I’ve been thinking about how to answer the question on outsourcing development. Instead of pointing to research or reports on this, I am going to speak purely from personal experience. Both Deltavista and SuccessFactors have been outsourcing development with mixed results. My general preference is to avoid outsourcing, unless absolutely necessary, because I have seen it deliver poor results. I have also seen it deliver good results. If I were to make a short list of key ingredients for successful outsourcing effort, I would list

  1. Communication: it can be hard for a business person to communicate requirements and priorities to engineering even when the person is on site and within easy reach. This is made exponentially more difficult with distance, language and time zone differences.

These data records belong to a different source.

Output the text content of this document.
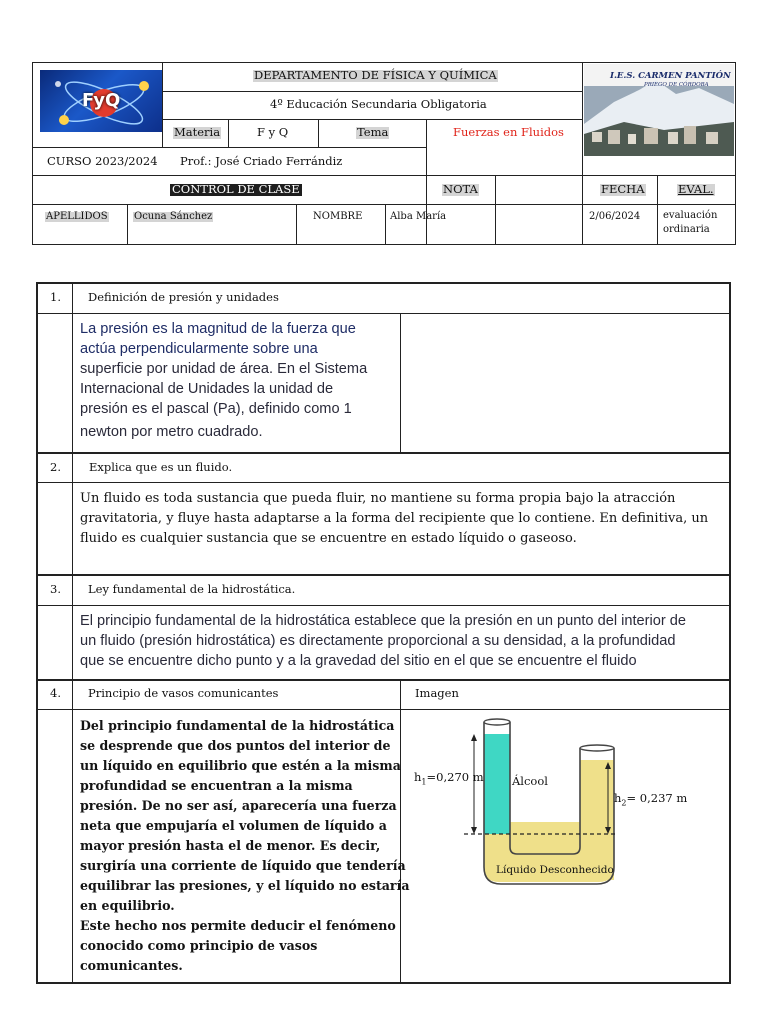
FyQ
I.E.S. CARMEN PANTIÓN
PRIEGO DE CÓRDOBA
DEPARTAMENTO DE FÍSICA Y QUÍMICA
4º Educación Secundaria Obligatoria
Materia	F y Q	Tema	Fuerzas en Fluidos
CURSO 2023/2024 Prof.: José Criado Ferrándiz
CONTROL DE CLASE	NOTA	FECHA	EVAL.
APELLIDOS	Ocuna Sánchez	NOMBRE	Alba María	2/06/2024 evaluación
ordinaria
1. Definición de presión y unidades
La presión es la magnitud de la fuerza que
actúa perpendicularmente sobre una
superficie por unidad de área. En el Sistema
Internacional de Unidades la unidad de
presión es el pascal (Pa), definido como 1
newton por metro cuadrado.
2. Explica que es un fluido.
Un fluido es toda sustancia que pueda fluir, no mantiene su forma propia bajo la atracción
gravitatoria, y fluye hasta adaptarse a la forma del recipiente que lo contiene. En definitiva, un
fluido es cualquier sustancia que se encuentre en estado líquido o gaseoso.
3. Ley fundamental de la hidrostática.
El principio fundamental de la hidrostática establece que la presión en un punto del interior de
un fluido (presión hidrostática) es directamente proporcional a su densidad, a la profundidad
que se encuentre dicho punto y a la gravedad del sitio en el que se encuentre el fluido
4. Principio de vasos comunicantes	Imagen
Del principio fundamental de la hidrostática
se desprende que dos puntos del interior de
un líquido en equilibrio que estén a la misma
profundidad se encuentran a la misma
presión. De no ser así, aparecería una fuerza
neta que empujaría el volumen de líquido a
mayor presión hasta el de menor. Es decir,
surgiría una corriente de líquido que tendería
equilibrar las presiones, y el líquido no estaría
en equilibrio.
Este hecho nos permite deducir el fenómeno
conocido como principio de vasos
comunicantes.
$h_1=0,270$ m
$h_2= 0,237$ m
Álcool
Líquido Desconhecido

An outsourced development project must foster and encourage communication via quick response time (phone or instant messenger) and frequent checkins (i.e. daily calls with screen sharing).
  2. Motivation: there is a huge difference between a developer who is just trying to meet deadlines and a developer who is passionate about building a great product. I would avoid contracting companies that sell x number of developers for a period of time. Instead, I would prefer full-time employees (onshore of offshore) whose compensation partially depends on their performance and also the company’s performance.
  3. Tools and Processes: Outsourcing development is not new, and luckily there are lots of great free/inexpensive tools that help. There is also standard processes and guidelines on this.

I personally believe that oftentimes executives tend to overestimate the cost savings resulting from outsourcing development. It’s hard to measure productivity and any perceived cost savings need to account for overhead costs.